Don't get me wrong. Inner cities largely are "food desserts". But the bulk of America's obesity problem isn't among the poor. It's among the middle class (even if it's the lower middle class). And if you believe it's not possible to eat healthily on low wages, I'm here to prove that you're not paying attention. Eating healthily is not easy, mind. It requires work, and time, and sacrifice. But it's not impossible. And it doesn't require intervention (except maybe to modify tax policy for processed food).

This is Bourdain's point: if Deen really cared about families struggling to feed their families good food, she would use her celebrity to promote healthy cooking and eating. Not an endless parade of cakes and brownies, tempered only by roasted beasts.

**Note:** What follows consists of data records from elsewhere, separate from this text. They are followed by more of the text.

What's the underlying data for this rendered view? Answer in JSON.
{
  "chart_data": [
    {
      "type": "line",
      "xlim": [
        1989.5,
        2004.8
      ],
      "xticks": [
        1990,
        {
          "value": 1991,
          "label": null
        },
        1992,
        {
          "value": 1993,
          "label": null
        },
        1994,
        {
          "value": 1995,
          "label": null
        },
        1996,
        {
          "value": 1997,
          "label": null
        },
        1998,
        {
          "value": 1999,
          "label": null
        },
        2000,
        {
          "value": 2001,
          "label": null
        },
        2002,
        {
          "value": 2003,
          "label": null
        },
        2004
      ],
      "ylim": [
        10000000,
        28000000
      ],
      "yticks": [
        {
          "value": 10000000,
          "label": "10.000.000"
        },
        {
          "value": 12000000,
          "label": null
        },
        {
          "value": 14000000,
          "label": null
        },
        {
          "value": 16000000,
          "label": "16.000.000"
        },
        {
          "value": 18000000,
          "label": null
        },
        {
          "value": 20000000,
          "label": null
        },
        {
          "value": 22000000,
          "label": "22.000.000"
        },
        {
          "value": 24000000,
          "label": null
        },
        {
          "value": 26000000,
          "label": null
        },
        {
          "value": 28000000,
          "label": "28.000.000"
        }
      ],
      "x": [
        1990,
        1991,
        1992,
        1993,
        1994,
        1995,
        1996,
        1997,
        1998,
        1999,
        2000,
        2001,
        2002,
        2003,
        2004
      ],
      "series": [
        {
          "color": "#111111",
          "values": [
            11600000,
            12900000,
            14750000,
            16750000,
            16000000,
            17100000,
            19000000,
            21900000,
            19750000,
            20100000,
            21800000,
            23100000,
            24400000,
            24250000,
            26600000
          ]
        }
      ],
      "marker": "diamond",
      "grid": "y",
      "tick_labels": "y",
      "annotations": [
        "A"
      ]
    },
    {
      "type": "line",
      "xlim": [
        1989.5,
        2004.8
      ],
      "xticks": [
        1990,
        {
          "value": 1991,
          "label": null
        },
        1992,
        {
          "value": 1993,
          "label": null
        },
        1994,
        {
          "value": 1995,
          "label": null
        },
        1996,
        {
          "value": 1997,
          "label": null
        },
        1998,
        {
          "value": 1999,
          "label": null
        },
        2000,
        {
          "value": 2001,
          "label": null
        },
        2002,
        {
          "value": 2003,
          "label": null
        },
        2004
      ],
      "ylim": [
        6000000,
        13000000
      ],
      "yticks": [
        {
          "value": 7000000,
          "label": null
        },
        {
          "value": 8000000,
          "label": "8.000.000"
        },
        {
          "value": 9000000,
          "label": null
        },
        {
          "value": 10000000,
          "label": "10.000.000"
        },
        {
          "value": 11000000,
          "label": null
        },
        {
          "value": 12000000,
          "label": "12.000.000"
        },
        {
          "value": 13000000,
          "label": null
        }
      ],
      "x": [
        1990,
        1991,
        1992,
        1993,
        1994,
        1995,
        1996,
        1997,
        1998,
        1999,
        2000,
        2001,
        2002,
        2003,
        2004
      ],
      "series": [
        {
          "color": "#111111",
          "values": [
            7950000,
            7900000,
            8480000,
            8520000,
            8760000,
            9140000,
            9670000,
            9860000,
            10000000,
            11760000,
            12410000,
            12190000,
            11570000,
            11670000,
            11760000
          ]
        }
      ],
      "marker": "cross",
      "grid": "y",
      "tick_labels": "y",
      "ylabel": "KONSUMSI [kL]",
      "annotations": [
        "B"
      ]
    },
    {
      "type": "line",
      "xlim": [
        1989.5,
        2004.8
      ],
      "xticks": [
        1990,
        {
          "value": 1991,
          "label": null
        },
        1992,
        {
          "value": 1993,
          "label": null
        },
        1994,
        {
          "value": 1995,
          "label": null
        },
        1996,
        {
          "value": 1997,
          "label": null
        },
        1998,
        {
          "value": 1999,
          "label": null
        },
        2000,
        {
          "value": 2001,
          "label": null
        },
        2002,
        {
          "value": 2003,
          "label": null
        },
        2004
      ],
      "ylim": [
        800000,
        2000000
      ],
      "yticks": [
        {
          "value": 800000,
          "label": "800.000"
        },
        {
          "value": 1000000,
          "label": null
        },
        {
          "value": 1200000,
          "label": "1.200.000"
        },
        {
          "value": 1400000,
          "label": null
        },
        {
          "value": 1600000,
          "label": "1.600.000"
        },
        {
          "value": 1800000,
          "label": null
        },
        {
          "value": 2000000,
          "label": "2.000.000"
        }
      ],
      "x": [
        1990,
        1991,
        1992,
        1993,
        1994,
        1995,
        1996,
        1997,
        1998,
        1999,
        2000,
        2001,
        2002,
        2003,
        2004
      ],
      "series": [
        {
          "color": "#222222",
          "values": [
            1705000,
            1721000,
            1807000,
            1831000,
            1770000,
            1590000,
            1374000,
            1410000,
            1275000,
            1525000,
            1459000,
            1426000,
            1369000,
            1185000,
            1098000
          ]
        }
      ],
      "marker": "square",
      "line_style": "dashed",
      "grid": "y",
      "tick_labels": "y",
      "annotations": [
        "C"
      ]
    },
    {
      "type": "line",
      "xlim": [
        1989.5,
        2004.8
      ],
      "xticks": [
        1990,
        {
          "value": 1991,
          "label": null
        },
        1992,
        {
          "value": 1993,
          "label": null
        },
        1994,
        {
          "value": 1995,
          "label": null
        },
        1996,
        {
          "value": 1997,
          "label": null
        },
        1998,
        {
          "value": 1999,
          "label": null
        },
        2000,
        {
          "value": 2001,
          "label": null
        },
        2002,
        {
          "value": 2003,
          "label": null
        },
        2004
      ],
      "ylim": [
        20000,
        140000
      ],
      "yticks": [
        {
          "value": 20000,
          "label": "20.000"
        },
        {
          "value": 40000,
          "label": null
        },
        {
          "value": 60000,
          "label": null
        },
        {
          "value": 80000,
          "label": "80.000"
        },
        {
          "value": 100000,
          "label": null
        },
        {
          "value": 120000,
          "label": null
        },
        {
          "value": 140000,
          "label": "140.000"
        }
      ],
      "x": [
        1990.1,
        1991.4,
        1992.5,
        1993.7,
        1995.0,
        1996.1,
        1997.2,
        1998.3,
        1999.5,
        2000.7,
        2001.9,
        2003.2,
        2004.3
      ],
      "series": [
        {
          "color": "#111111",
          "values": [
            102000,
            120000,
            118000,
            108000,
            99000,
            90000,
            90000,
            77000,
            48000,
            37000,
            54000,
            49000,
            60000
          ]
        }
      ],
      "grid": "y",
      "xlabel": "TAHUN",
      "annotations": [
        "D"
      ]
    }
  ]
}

Eating healthily means you have to cook for yourself. You have to buy fresh fruit and vegetables, and cut them and chop them and steam, blanch, or saute them. I did it on what is now $7/hour. You can do it. You may have to give up watching TV in order to shop and cook (without slicing off a finger). You may have to learn a lot about how food works when it's in your pan or pot. You may have to eat a lot less meat and potatoes and a lot more rice and beans. But, if you have fresh vegetables and fruit available to you at a distance comparable to that you go to get your Mickey Ds (or whatever is your particular poison), and you are paying for anything beyond shelter, transportation, and power for your stove, you have no one to blame but yourself if you are not eating healthily.

Once you make this transition, you might even be able to afford a bottle of wine to go with it once in a while (I hear there's something called "3-buck Chuck"; I'm guessing there's competitors....).